In 1837, when Edward Stanley was appointed bishop of Norwich, Girdlestone accepted the living of Alderley, Cheshire, which the bishop vacated. The offer was made to him through the influence of his former pupil, Edward John Stanley, then under-secretary for foreign affairs. But Girdlestone became involved protracted litigation with the first Lord Stanley (patron of the living) and other landowners of the parish, caused by the Tithes Commutation Act 1836.

He passed part of 1845 and 1846 in Italy and elsewhere for his health. On his return to England he accepted the rectory of Kingswinford in the Staffordshire mining district, offered him by Lord Ward, afterwards Earl of Dudley, cousin of his former patron. Here Girdlestone had to face the second great cholera epidemic of 1849, when Kingswinford suffered severely. He resigned in 1877; at the time one of his sons was his locum tenens. He had for many years resided at Weston-super-Mare in Somerset on account of his health, where he died in April 1881, at the age of eighty-four.

==Works==
At Oxford, as select preacher, he advocated in a sermon, afterwards published, ‘Affection between Churchmen and Dissenters,’ and in later life he spoke of ‘those noxious errors, Tractarian and Neological.’ Immediately after the epidemic of 1832 was over, Girdlestone published ‘Seven Sermons preached during the prevalence of Cholera,’ with a map of the district, and a preface giving an account of the visitation and of the religious impressions produced by it at the time upon the people.

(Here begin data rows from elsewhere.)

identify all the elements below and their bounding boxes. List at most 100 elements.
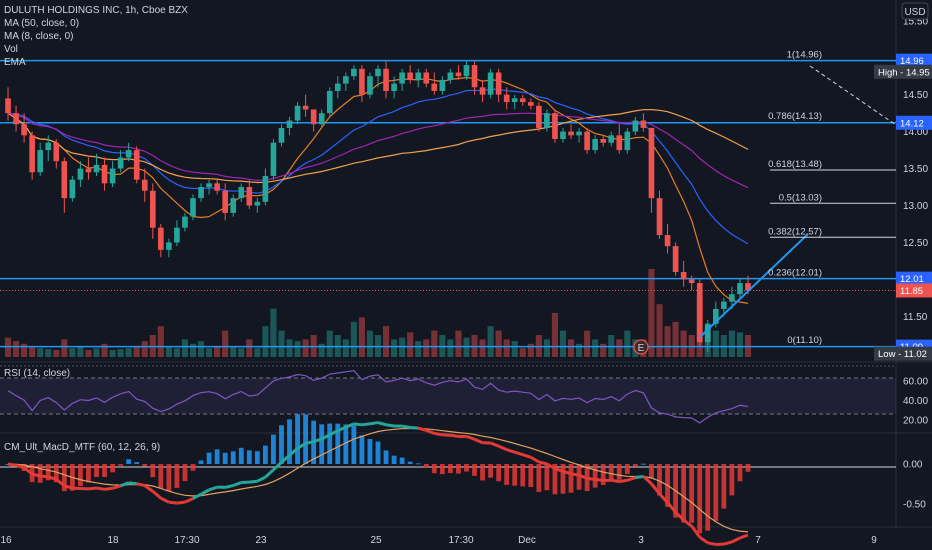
candle-body[interactable]	[680, 272, 687, 280]
macd-title[interactable]: CM_Ult_MacD_MTF (60, 12, 26, 9)	[4, 442, 160, 453]
candle-body[interactable]	[174, 227, 180, 243]
horizontal-lines[interactable]	[0, 59, 896, 348]
candle-body[interactable]	[407, 72, 413, 80]
trend-line-segment[interactable]	[699, 233, 809, 338]
candle-body[interactable]	[286, 120, 293, 128]
candle-body[interactable]	[399, 72, 405, 84]
candle-body[interactable]	[53, 142, 60, 162]
earnings-marker[interactable]: E	[633, 339, 649, 355]
candle-body[interactable]	[5, 98, 11, 114]
candle-body[interactable]	[544, 113, 550, 128]
price-extreme-tag[interactable]	[874, 64, 932, 79]
candle-body[interactable]	[431, 83, 438, 91]
candle-body[interactable]	[61, 161, 68, 199]
candle-body[interactable]	[415, 72, 422, 80]
candle-body[interactable]	[519, 98, 526, 103]
candle-body[interactable]	[536, 105, 542, 128]
price-level-tag[interactable]	[896, 53, 932, 68]
candlesticks[interactable]	[5, 61, 751, 352]
candle-body[interactable]	[696, 283, 703, 343]
candle-body[interactable]	[383, 68, 389, 91]
candle-body[interactable]	[721, 301, 727, 309]
candle-body[interactable]	[656, 198, 663, 236]
candle-body[interactable]	[600, 139, 607, 143]
candle-body[interactable]	[21, 124, 27, 136]
candle-body[interactable]	[246, 187, 253, 206]
candle-body[interactable]	[302, 105, 309, 110]
price-axis[interactable]: 15.5015.0014.5014.0013.5013.0012.5012.00…	[874, 16, 932, 361]
candle-body[interactable]	[359, 68, 365, 95]
candle-body[interactable]	[463, 65, 470, 77]
price-level-tag[interactable]	[896, 115, 932, 130]
candle-body[interactable]	[270, 142, 277, 176]
candle-body[interactable]	[616, 135, 623, 151]
candle-body[interactable]	[495, 72, 502, 95]
candle-body[interactable]	[640, 120, 647, 128]
indicator-ma50[interactable]: MA (50, close, 0)	[4, 18, 79, 29]
candle-body[interactable]	[262, 175, 269, 202]
currency-button[interactable]: USD	[901, 2, 929, 20]
candle-body[interactable]	[528, 102, 534, 106]
candle-body[interactable]	[688, 279, 695, 284]
candle-body[interactable]	[254, 201, 261, 206]
candle-body[interactable]	[198, 187, 204, 199]
price-extreme-tag[interactable]	[874, 346, 932, 361]
candle-body[interactable]	[318, 113, 325, 125]
candle-body[interactable]	[664, 235, 671, 247]
candle-body[interactable]	[117, 157, 124, 169]
candle-body[interactable]	[190, 198, 196, 217]
price-level-tag[interactable]	[896, 283, 932, 298]
time-axis[interactable]: 16 18 17:30 23 25 17:30 Dec 3 7 9	[0, 535, 877, 546]
candle-body[interactable]	[737, 283, 743, 295]
candle-body[interactable]	[334, 83, 341, 91]
candle-body[interactable]	[141, 179, 148, 191]
candle-body[interactable]	[608, 135, 615, 143]
candle-body[interactable]	[85, 168, 92, 173]
candle-body[interactable]	[125, 150, 132, 158]
candle-body[interactable]	[648, 127, 655, 199]
candle-body[interactable]	[423, 72, 430, 84]
candle-body[interactable]	[584, 131, 590, 151]
indicator-ema[interactable]: EMA	[4, 57, 26, 68]
candle-body[interactable]	[343, 76, 349, 84]
candle-body[interactable]	[552, 113, 558, 140]
candle-body[interactable]	[294, 105, 301, 121]
candle-body[interactable]	[632, 120, 639, 132]
candle-body[interactable]	[101, 164, 108, 184]
rsi-title[interactable]: RSI (14, close)	[4, 368, 70, 379]
candle-body[interactable]	[672, 246, 679, 273]
candle-body[interactable]	[704, 323, 711, 343]
candle-body[interactable]	[45, 142, 52, 151]
trend-line[interactable]	[699, 65, 897, 338]
candle-body[interactable]	[503, 94, 510, 103]
candle-body[interactable]	[367, 76, 373, 95]
candle-body[interactable]	[69, 179, 76, 199]
candle-body[interactable]	[576, 131, 582, 136]
candle-body[interactable]	[77, 168, 84, 180]
candle-body[interactable]	[93, 164, 100, 173]
candle-body[interactable]	[624, 131, 631, 151]
candle-body[interactable]	[109, 168, 116, 184]
candle-body[interactable]	[182, 216, 188, 228]
candle-body[interactable]	[375, 68, 381, 77]
candle-body[interactable]	[214, 183, 220, 191]
candle-body[interactable]	[13, 113, 19, 125]
candle-body[interactable]	[439, 79, 446, 91]
candle-body[interactable]	[133, 150, 140, 180]
candle-body[interactable]	[560, 131, 566, 140]
candle-body[interactable]	[326, 90, 333, 114]
candle-body[interactable]	[745, 283, 751, 291]
candle-body[interactable]	[712, 308, 719, 324]
candle-body[interactable]	[37, 150, 44, 173]
candle-body[interactable]	[166, 242, 172, 250]
candle-body[interactable]	[487, 72, 494, 95]
candle-body[interactable]	[351, 68, 357, 77]
candle-body[interactable]	[158, 227, 164, 250]
candle-body[interactable]	[238, 187, 245, 199]
candle-body[interactable]	[391, 83, 397, 91]
candle-body[interactable]	[206, 183, 212, 188]
candle-body[interactable]	[729, 294, 735, 302]
candle-body[interactable]	[447, 72, 454, 80]
candle-body[interactable]	[455, 72, 462, 77]
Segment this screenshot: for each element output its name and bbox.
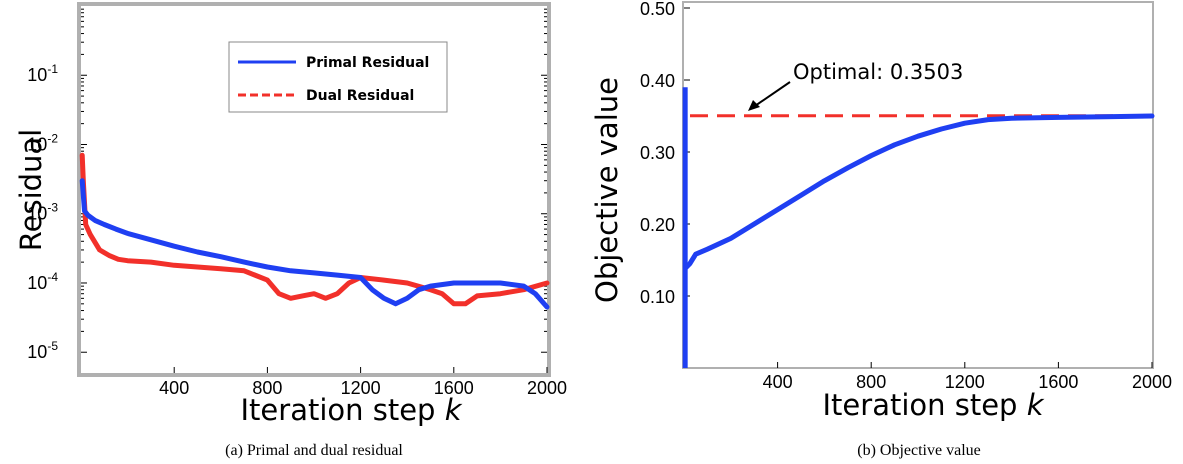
chart-residual: 10-110-210-310-410-5 400 800 1200 1600 2000 … xyxy=(14,2,567,459)
y-tick-label: 10-2 xyxy=(27,131,58,154)
caption-b: (b) Objective value xyxy=(857,442,981,459)
x-tick-label: 1200 xyxy=(341,378,381,398)
series-line-objective xyxy=(683,113,1155,270)
y-tick-label: 0.30 xyxy=(640,143,675,163)
x-tick-label: 1200 xyxy=(945,372,985,392)
y-tick-label: 10-1 xyxy=(27,62,58,85)
x-axis-label: Iteration step k xyxy=(823,388,1045,422)
y-axis-label: Residual xyxy=(14,129,48,251)
x-tick-label: 2000 xyxy=(527,378,567,398)
x-tick-label: 800 xyxy=(856,372,886,392)
annotation-label: Optimal: 0.3503 xyxy=(793,60,963,84)
chart-objective: 0.100.200.300.400.50 400 800 1200 1600 2000 … xyxy=(590,0,1172,459)
legend-label-dual: Dual Residual xyxy=(306,88,414,104)
x-tick-label: 2000 xyxy=(1132,372,1172,392)
x-tick-label: 400 xyxy=(763,372,793,392)
x-tick-label: 400 xyxy=(159,378,189,398)
plot-frame xyxy=(682,1,1154,369)
x-axis-label: Iteration step k xyxy=(241,393,463,427)
series-line-dual xyxy=(79,152,550,307)
y-tick-label: 0.20 xyxy=(640,215,675,235)
x-tick-label: 1600 xyxy=(434,378,474,398)
y-axis-label: Objective value xyxy=(590,77,624,303)
y-tick-label: 10-4 xyxy=(27,270,58,293)
caption-a: (a) Primal and dual residual xyxy=(225,442,403,459)
annotation-arrow xyxy=(751,81,791,109)
x-tick-label: 1600 xyxy=(1038,372,1078,392)
legend-label-primal: Primal Residual xyxy=(306,55,429,71)
series-line-primal xyxy=(79,178,550,310)
x-tick-label: 800 xyxy=(252,378,282,398)
annotation-arrowhead xyxy=(748,100,760,111)
legend: Primal Residual Dual Residual xyxy=(228,41,448,113)
y-tick-label: 10-3 xyxy=(27,201,58,224)
y-tick-label: 10-5 xyxy=(27,339,58,362)
y-tick-label: 0.10 xyxy=(640,287,675,307)
y-tick-label: 0.40 xyxy=(640,71,675,91)
y-tick-label: 0.50 xyxy=(640,0,675,19)
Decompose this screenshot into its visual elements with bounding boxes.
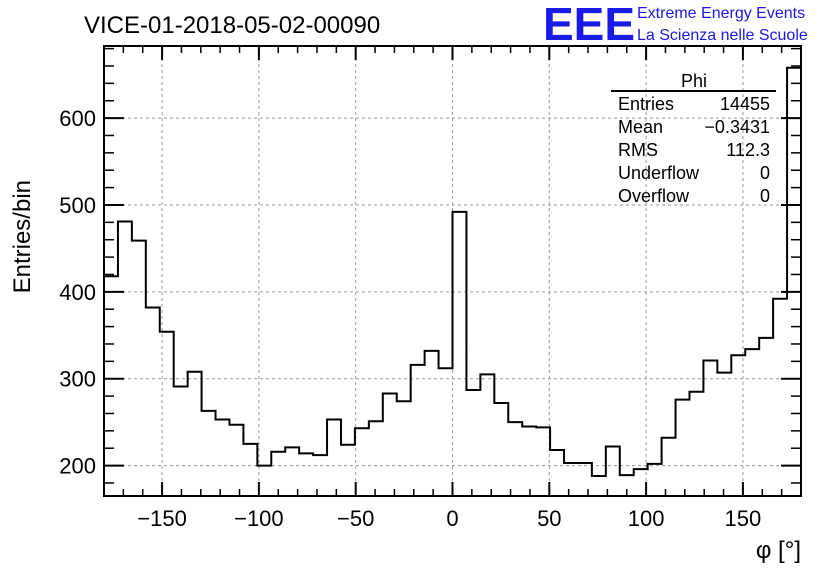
x-tick-label: 50 xyxy=(537,506,561,531)
y-tick-label: 200 xyxy=(59,454,96,479)
stats-value-entries: 14455 xyxy=(720,94,770,114)
stats-title: Phi xyxy=(681,71,707,91)
x-tick-label: −150 xyxy=(137,506,187,531)
y-axis-label: Entries/bin xyxy=(9,180,36,293)
stats-label-rms: RMS xyxy=(618,140,658,160)
axis-tick-labels: −150 −100 −50 0 50 100 150 200 300 400 500 600 xyxy=(59,106,761,531)
x-tick-label: −50 xyxy=(337,506,374,531)
x-tick-label: 100 xyxy=(628,506,665,531)
x-axis-label: φ [°] xyxy=(756,537,801,564)
x-tick-label: −100 xyxy=(234,506,284,531)
y-tick-label: 400 xyxy=(59,280,96,305)
stats-value-underflow: 0 xyxy=(760,163,770,183)
stats-label-underflow: Underflow xyxy=(618,163,700,183)
y-tick-label: 600 xyxy=(59,106,96,131)
x-tick-label: 0 xyxy=(446,506,458,531)
axis-ticks xyxy=(104,46,801,496)
x-tick-label: 150 xyxy=(725,506,762,531)
stats-label-entries: Entries xyxy=(618,94,674,114)
stats-value-overflow: 0 xyxy=(760,186,770,206)
stats-value-mean: −0.3431 xyxy=(704,117,770,137)
histogram-line xyxy=(104,66,801,478)
stats-box: Phi Entries 14455 Mean −0.3431 RMS 112.3… xyxy=(611,71,776,206)
y-tick-label: 300 xyxy=(59,367,96,392)
logo-mark: EEE xyxy=(543,0,635,50)
logo-line-2: La Scienza nelle Scuole xyxy=(637,27,808,44)
stats-label-overflow: Overflow xyxy=(618,186,690,206)
logo-line-1: Extreme Energy Events xyxy=(637,5,805,22)
stats-label-mean: Mean xyxy=(618,117,663,137)
y-tick-label: 500 xyxy=(59,193,96,218)
chart-title: VICE-01-2018-05-02-00090 xyxy=(84,12,380,39)
stats-value-rms: 112.3 xyxy=(726,140,770,160)
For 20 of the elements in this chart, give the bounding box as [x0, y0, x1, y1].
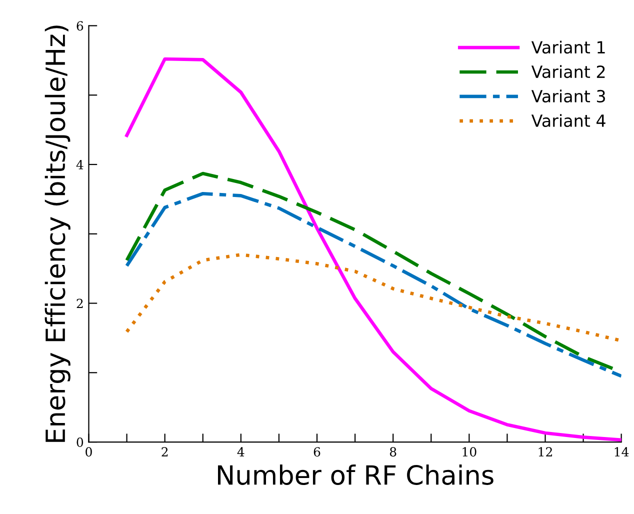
y-tick-label: 4	[76, 160, 84, 170]
x-tick-label: 0	[86, 447, 92, 457]
legend-label: Variant 1	[531, 40, 605, 54]
y-tick-label: 2	[76, 298, 83, 308]
y-tick-label: 6	[76, 21, 84, 31]
legend-label: Variant 2	[531, 65, 605, 78]
x-tick-label: 8	[390, 447, 396, 457]
x-tick-label: 4	[237, 447, 244, 456]
y-axis-title: Energy Efficiency (bits/Joule/Hz)	[44, 26, 70, 442]
y-tick-label: 0	[76, 438, 84, 447]
legend-label: Variant 4	[531, 114, 606, 127]
x-tick-label: 6	[314, 447, 320, 457]
x-tick-label: 2	[162, 447, 168, 456]
x-tick-label: 12	[538, 447, 552, 456]
x-tick-label: 14	[614, 447, 629, 456]
legend-label: Variant 3	[531, 90, 605, 103]
x-tick-label: 10	[462, 447, 476, 457]
line-series	[125, 57, 622, 442]
x-axis-title: Number of RF Chains	[218, 464, 494, 485]
line-series	[125, 253, 622, 342]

In 1843–4 he was one of the earliest supporters of the Metropolitan Association for Improving the Dwellings of the Industrial Classes, and in 1845 he published twelve ‘Letters on the Unhealthy Condition of the Lower Class of Dwellings,’ founded on the official reports recently issued by the poor law commissioners and the health of towns commission.

His major work was his commentary on the Bible, which occupied him for several years. The New Testament was first published in 2 vols., 1832–5, the Old Testament in 4 vols., 1842. A new edition, in 6 vols., was published in 1873. He published also eleven small volumes of sermons and several single ones. On one occasion Girdlestone heard one of them read from the pulpit by a preacher who was quite unconscious of the author's presence.

Later in life he sided with the evangelicals and conservatives, though as advocate of church reform and reform of convocation, of revision of the prayer-book and also of the authorised version of the Bible. Other works were:

- Two volumes of ‘Devotions for Family Use and for Private Use,’ 1835.
- Two volumes of ‘Select Hymns for Public Use and for Private Use,’ 1835.
- Twenty-eight numbers of ‘Sedgley Church Tracts,’ 1831–6.
- ‘Concordance to the Prayer Book Version of the Psalms,’ 1834.
- The Bible version and the prayer-book version of the Psalms, in parallel columns, 1836.
- ‘Questions of the Day, by the Creature of an Hour,’ 1857 (anonymous).
- ‘Christendom, sketched from History in the Light of Holy Scripture,’ 1870.
- ‘Number, a Link between Divine Intelligence and Human,’ 1875.
- ‘Thoughts on Dying Daily,’ 1878.
- An expurgated edition of ‘Horace with English notes of a Christian tendency, for the Use of Schools,’ in conjunction with the Rev. W. A. Osborne, 1848.

==Family==
In 1826 he married Anne Elizabeth, only daughter of Baker Morrell, esq., solicitor to the university of Oxford, who survived him about a year. By her he had one daughter, who died in infancy, and eight sons, of whom seven survived him, the sixth, Robert Baker Girdlestone, being principal of Wycliffe Hall, Oxford, from 1877 to 1889.